Thailand’s Trade Competition Commission Releases Implementing Rules on Merger Control
Since the enactment of the Thailand’s Trade Competition Act B.E. 2560 (2017) (“2017 Act”), the Trade Competition Commission (“Commission”) has published multiple notifications clarifying the full scope of a number of provisions in the 2017 Act. On 28 December 2018, the Commission published the implementing Notifications on merger control (“Merger Control Notifications”), which became effective the following day.
The Merger Control Notifications relate to:
(i) the criteria for considering the acquisition of the assets or shares in order to control business administration policy, superintendence or merger management;
(ii) the criteria, procedures and conditions for notification of the outcome of a merger;
(iii) the criteria, procedures and conditions for request for permission to conduct a merger; and
(iv) the criteria on being a business operator with market dominance.
Although Thai Competition Laws have been around for nearly two decades, there have been no implementing rules for merger control.
The publication of the Merger Control Notifications with their definitions of key terms has now shed light on when permission or notification for a merger is required.
For example, the Merger Control Notifications have clarified that a pre-merger approval is required where the merger may result in a ‘monopoly’ or a business operator with ‘market dominance’. There is ‘monopoly’ on the market when the merged company has the power to fix the price and quantity of its goods and services independently and has a sales revenue of THB1,000 million, or more.
The threshold for a business operator to have ‘market dominance’ is more complex, requiring either: (i) a business operator having a market share of 50 per cent or more and having a sales revenue of THB1,000 million, or more, in the preceding year; or (2) the first three business operators in a market of any goods or services having an aggregate market share of 75 per cent or more and each having a sales revenue of THB1,000 million or more in the preceding year.

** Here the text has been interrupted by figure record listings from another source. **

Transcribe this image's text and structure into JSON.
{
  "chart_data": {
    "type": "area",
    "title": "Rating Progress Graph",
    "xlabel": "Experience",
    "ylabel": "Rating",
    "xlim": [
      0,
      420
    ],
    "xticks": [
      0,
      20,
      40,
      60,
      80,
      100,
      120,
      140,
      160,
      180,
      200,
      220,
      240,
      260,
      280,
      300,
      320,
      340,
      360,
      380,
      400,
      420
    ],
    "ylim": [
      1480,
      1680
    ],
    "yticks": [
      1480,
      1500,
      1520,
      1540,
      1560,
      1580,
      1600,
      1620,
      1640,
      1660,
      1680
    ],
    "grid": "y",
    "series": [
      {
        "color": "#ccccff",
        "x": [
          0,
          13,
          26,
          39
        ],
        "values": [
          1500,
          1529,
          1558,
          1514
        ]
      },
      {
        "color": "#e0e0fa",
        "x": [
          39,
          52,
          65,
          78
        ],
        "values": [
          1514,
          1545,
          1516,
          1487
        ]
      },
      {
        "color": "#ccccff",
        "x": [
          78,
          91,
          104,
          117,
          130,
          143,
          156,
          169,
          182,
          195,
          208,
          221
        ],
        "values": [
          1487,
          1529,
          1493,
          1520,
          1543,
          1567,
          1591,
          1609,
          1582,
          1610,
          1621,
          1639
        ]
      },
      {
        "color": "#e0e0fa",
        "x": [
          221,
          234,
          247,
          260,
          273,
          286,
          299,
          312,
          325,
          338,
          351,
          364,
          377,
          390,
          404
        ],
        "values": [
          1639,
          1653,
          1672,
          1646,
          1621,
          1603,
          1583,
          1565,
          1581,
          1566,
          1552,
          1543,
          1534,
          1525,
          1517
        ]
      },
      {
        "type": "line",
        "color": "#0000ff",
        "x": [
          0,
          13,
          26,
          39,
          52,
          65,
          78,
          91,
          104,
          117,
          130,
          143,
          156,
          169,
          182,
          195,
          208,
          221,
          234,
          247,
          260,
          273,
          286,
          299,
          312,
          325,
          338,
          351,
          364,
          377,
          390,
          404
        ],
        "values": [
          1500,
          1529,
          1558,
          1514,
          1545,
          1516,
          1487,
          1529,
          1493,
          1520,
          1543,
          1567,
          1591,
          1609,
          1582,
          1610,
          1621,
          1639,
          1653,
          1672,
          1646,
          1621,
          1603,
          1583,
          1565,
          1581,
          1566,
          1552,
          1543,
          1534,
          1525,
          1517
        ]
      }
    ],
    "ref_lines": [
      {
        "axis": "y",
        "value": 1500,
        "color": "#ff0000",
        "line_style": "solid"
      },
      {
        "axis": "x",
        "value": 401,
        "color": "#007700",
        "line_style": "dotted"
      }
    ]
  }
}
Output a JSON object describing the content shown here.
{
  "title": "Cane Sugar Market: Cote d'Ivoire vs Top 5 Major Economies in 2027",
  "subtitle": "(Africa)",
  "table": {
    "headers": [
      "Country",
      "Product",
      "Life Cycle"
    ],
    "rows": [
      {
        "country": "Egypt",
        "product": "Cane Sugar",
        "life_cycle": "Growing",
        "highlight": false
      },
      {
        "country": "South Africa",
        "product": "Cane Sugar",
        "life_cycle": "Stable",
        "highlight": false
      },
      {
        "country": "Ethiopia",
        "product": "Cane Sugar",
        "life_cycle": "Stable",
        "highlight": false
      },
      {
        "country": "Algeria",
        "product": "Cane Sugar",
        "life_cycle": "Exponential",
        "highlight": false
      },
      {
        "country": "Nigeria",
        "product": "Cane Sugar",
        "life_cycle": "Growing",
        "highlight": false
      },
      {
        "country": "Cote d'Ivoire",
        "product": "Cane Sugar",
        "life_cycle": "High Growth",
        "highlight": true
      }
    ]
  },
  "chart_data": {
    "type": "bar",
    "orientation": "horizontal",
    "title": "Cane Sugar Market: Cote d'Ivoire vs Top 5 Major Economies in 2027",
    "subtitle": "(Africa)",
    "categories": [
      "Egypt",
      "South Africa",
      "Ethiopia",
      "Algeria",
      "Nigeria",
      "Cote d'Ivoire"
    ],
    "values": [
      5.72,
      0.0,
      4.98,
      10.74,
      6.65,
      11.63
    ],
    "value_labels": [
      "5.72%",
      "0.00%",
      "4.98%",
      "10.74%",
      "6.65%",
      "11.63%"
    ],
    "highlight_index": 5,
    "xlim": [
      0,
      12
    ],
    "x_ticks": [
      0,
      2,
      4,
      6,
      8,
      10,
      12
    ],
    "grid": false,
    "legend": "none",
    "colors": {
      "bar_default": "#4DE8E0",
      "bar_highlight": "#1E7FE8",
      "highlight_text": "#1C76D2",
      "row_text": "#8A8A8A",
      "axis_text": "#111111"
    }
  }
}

A post-merger notification is required when a business operator engages in a merger that may cause substantial reduction of competition in a particular market. A ‘substantial reduction of competition’ has been defined as a merger which:
(i) has a sales revenue of THB1,000 million or more; and
ii) does not meet the requirements of having a ‘monopoly’ or being a business operator with ‘market dominance’.
Commentary from R&T Asia (Thailand), a member firm of Rajah & Tann Asia: With the publication of the Merger Control Notifications, Thailand’s merger control regime is now effectively in place and businesses are expected to comply with the pre-merger approval and post-merger notification requirements where they apply. With this development, Thailand’s active merger control regime must be analysed when transactions are being undertaken, whether in Thailand or across the world. The Thai rules look at a combination of revenue thresholds as well as market shares. It is complex and will require expert guidance; not a back of the envelope review only.